Dans le nord du Bénin, chez les Bètammaribè (ou Somba), les croyances animistes sont liées à la terre et aux forces tutélaires des collines avec des pratiques initiatiques entraînant des scarifications importantes, rites de passage à l’âge adulte ; dans les cases-forteresses dites tata somba, des autels domestiques en argile témoignent de l'importance des traditions. Toujours dans le nord (région de Nikki), les Bariba vouent plus précisément un culte aux esprits de la nature et aux ancêtres, avec des rituels évoquant la chasse et l'agriculture ; au croisement des traditions royales, des rituels religieux et de la mémoire ethnique, des festivités traditionnelles sont annuellement célébrées lors de la Gaani. Chez les Bassar du Togo, les divinités du fer et de la forge sont particulièrement honorées, tandis que chez les Kabiyè le culte des ancêtres et des esprits de la guerre est particulièrement développé, donnant lieu, lors des rites de passage à des luttes rituelles – evala – spectaculaires.
Au centre de la Côte d'Ivoire, pour les Baoulé, le Goli est un rituel masqué organisé lors de funérailles, de grands évènements villageois ou pour conjurer des crises ; les forces de la nature et les ancêtres sont convoqués pour assurer la protection, le renouvellement et la médiation des vivants avec l'invisible ; ils s'incarnent dans des masques-esprits dont les apparitions sont particulièrement codifiées lors des cérémonies communautaires.
Parcourez la Côte d'Ivoire pour explorer ses paysages et assister à ses cérémonies : Découverte de la Côte d'Ivoire.

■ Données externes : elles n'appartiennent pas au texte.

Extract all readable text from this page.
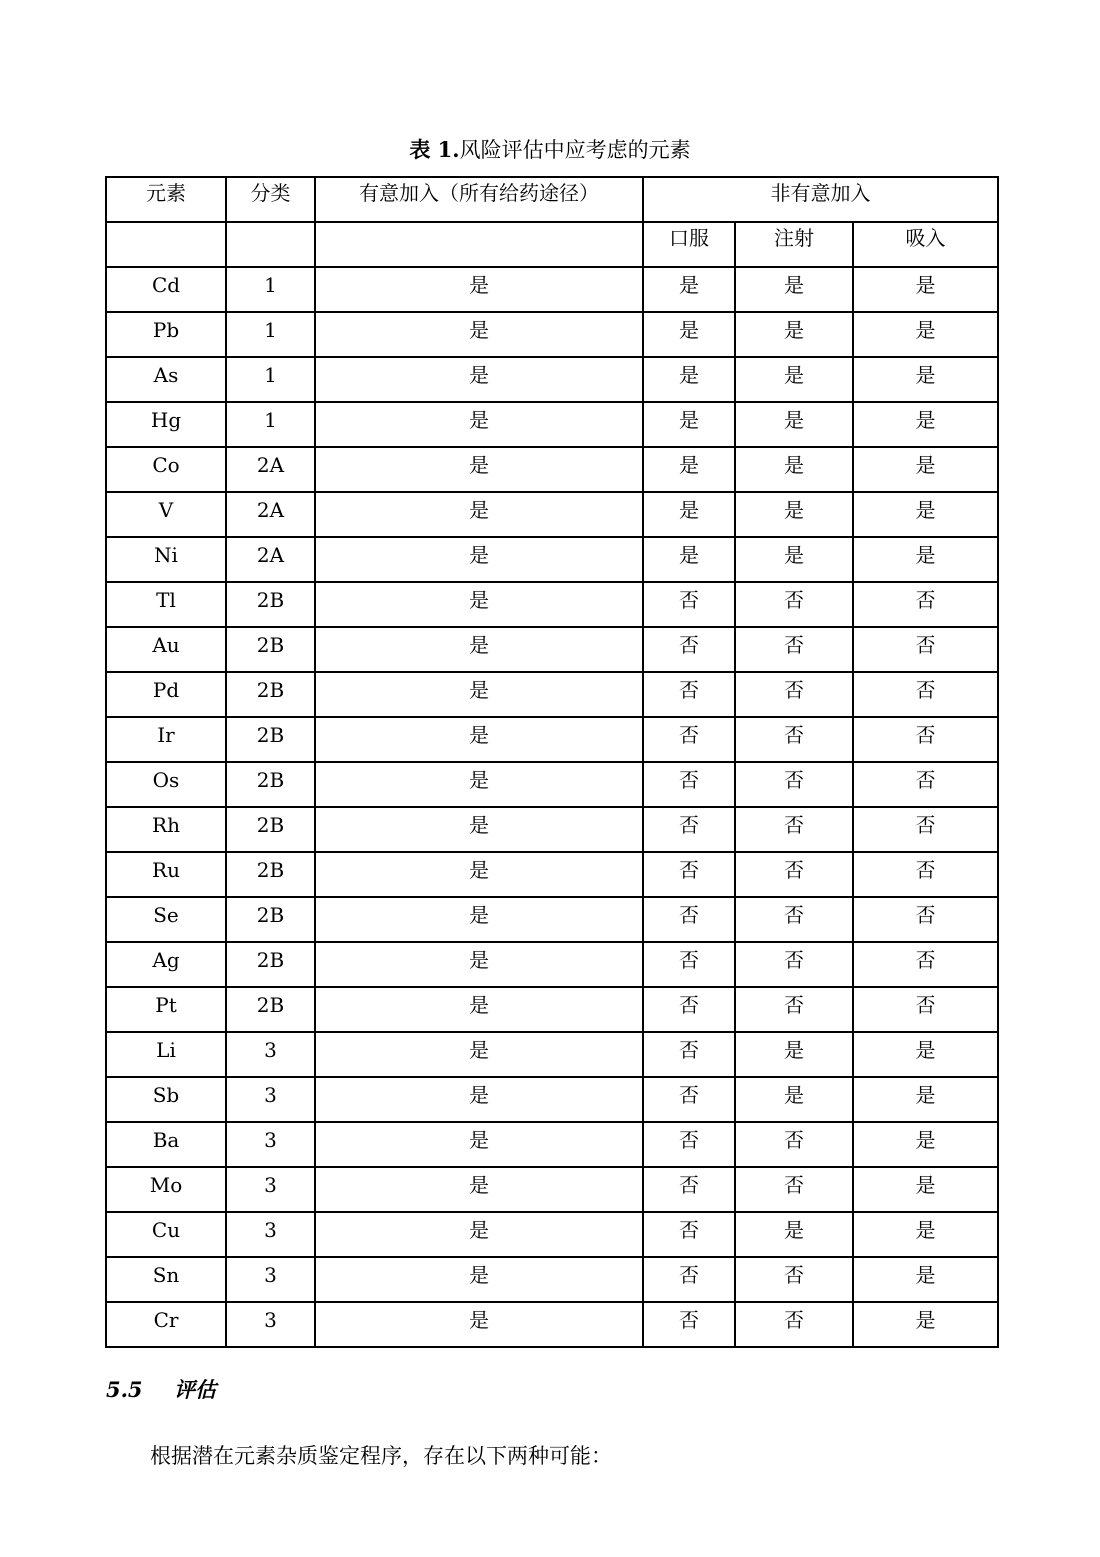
表 1.风险评估中应考虑的元素
元素	分类	有意加入（所有给药途径）	非有意加入		
			口服	注射	吸入
Cd	1	是	是	是	是
Pb	1	是	是	是	是
As	1	是	是	是	是
Hg	1	是	是	是	是
Co	2A	是	是	是	是
V	2A	是	是	是	是
Ni	2A	是	是	是	是
Tl	2B	是	否	否	否
Au	2B	是	否	否	否
Pd	2B	是	否	否	否
Ir	2B	是	否	否	否
Os	2B	是	否	否	否
Rh	2B	是	否	否	否
Ru	2B	是	否	否	否
Se	2B	是	否	否	否
Ag	2B	是	否	否	否
Pt	2B	是	否	否	否
Li	3	是	否	是	是
Sb	3	是	否	是	是
Ba	3	是	否	否	是
Mo	3	是	否	否	是
Cu	3	是	否	是	是
Sn	3	是	否	否	是
Cr	3	是	否	否	是
5.5 评估
根据潜在元素杂质鉴定程序，存在以下两种可能：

Masques sacrés goli ©Éric Lafforgue
La grande danse avec pilotis appelée Kwuya Gblen-Gbe dans la tribu de Dan ©Éric Lafforgue
Être un ancêtre à Madagacar
« Le linceul n’est pas clôture, mais passage : l’ancêtre veille, drapé dans le tissu du souvenir. » Jacques Rabemananjara.
Sur les Hautes Terres de Madagascar, durant la saison sèche, il n'est pas rare de croiser un cortège festif et musical : à bout de bras ou sur les épaules, dans des nattes ou des linceuls immaculés, sont transportés les morts disparus quelques années auparavant. C'est la saison des Famadihana – le retournement des morts. Ce rite étonnant est ancré dans la tradition et la culture des Malgaches qu'ils soient Betsileo, Merina, Bara, Sakalava... En effet, les ancêtres ou razana ne sont pas des figures du passé, mais des présences actives, protectrices – parfois vengeresses ; ils sont considérés comme les vrais propriétaires de la terre et les relations avec eux structurent l’espace, le temps, l'organisation sociale et l'ordre moral. Il est en conséquence risqué de les offenser alors que les honorer garantit la survie du groupe familial ou clanique à qui ils dispensent santé, prospérité, fertilité et maintien de l’équilibre entre le monde visible et l’invisible. C'est donc une fête de les retrouver et de prendre soin de leurs os lors du Famadihana.
C'est de mai à septembre que vous aurez le plus de chances d'assister ou d'apercevoir un Famadihana en participant au voyage Diversité malgache ou Terres insolites de Majunga à Tamatave.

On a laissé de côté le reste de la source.